Strijken moet wijken

Strijkt u nog wel eens een zakdoek of een T-shirt? Veel kans dat u ze niet meer strijkt. We besteden strijken vaker uit via dienstencheques. Of we laten de kreuken gewoon zitten. Strijken sterft een stille dood als huishoudelijk karwei, zo blijkt uit onderzoek van de Vrije Universiteit Brussel. Nog minder dan de helft van alle vrouwen steekt er zelf tijd in, lichtte Theun Pieter van Tienoven toe in De Standaard en Het Nieuwsblad.
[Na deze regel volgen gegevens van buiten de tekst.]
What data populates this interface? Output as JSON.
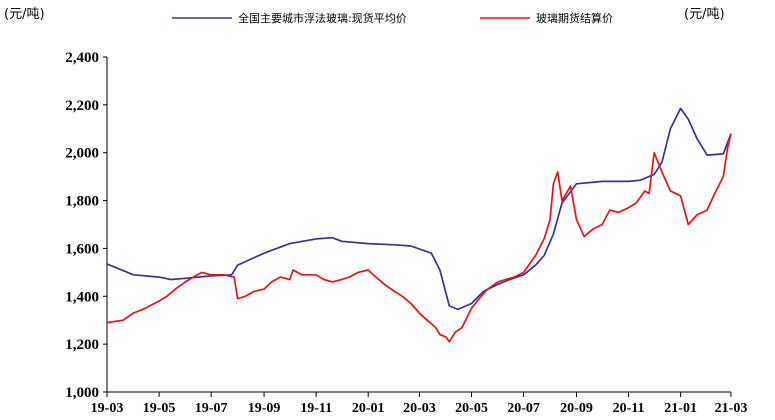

1.350 Vlamingen tussen de 18 en 75 jaar hielden voor dat onderzoek een week lang al hun activiteiten bij in een notitieboekje. Die gegevens werden dan vergeleken met 1999 en 2004. In 1999 hield 62 procent van alle vrouwen zich met strijken bezig op weekdagen, voor gemiddeld 1 uur en 18 minuten per week. Bij de laatste meting is dat gezakt tot 49 procent, die gemiddeld 56 minuten strijkt. “Vrouwen hebben er gewoon geen tijd meer voor, omdat ze veel meer dan vroeger ook een voltijdse job hebben”, zegt van Tienoven. De daling tekent zich nog scherper af bij vrouwen die het drukst bezig zijn met hun job: in de leeftijdsgroep 25 tot 39 daalt het percentage van 65 naar 42 procent.

“Minder vrouwen strijken, mannen nemen het niet over”

Mannen nemen niet massaal het strijkwerk over van hun vrouw. “Mannen streken in 1999 al niet en doen dat nu nog altijd niet”, zegt van Tienoven. “Eén man op de vijftien die er zich mee bezighoudt”. Geen wonder dus dat strijkateliers het zo goed doen.

Recent, wijdde ook prof. Ignace Glorieux in De Morgen uit over de veranderingen op vlak van huishoudelijk werk en de rol van de vrouw.“Er is een duidelijke verschuiving, maar het is nog geen aardverschuiving. Veel dingen zitten nog diep geworteld en we mogen niet vergeten dat een vrouw gemiddeld nog altijd 6 uur per week minder vrije tijd heeft dan een man. We zien wel positieve signalen. Maar de druk bij vrouwen is nog altijd bijzonder groot. Het zijn de mannen die wat meer zouden mogen doen.”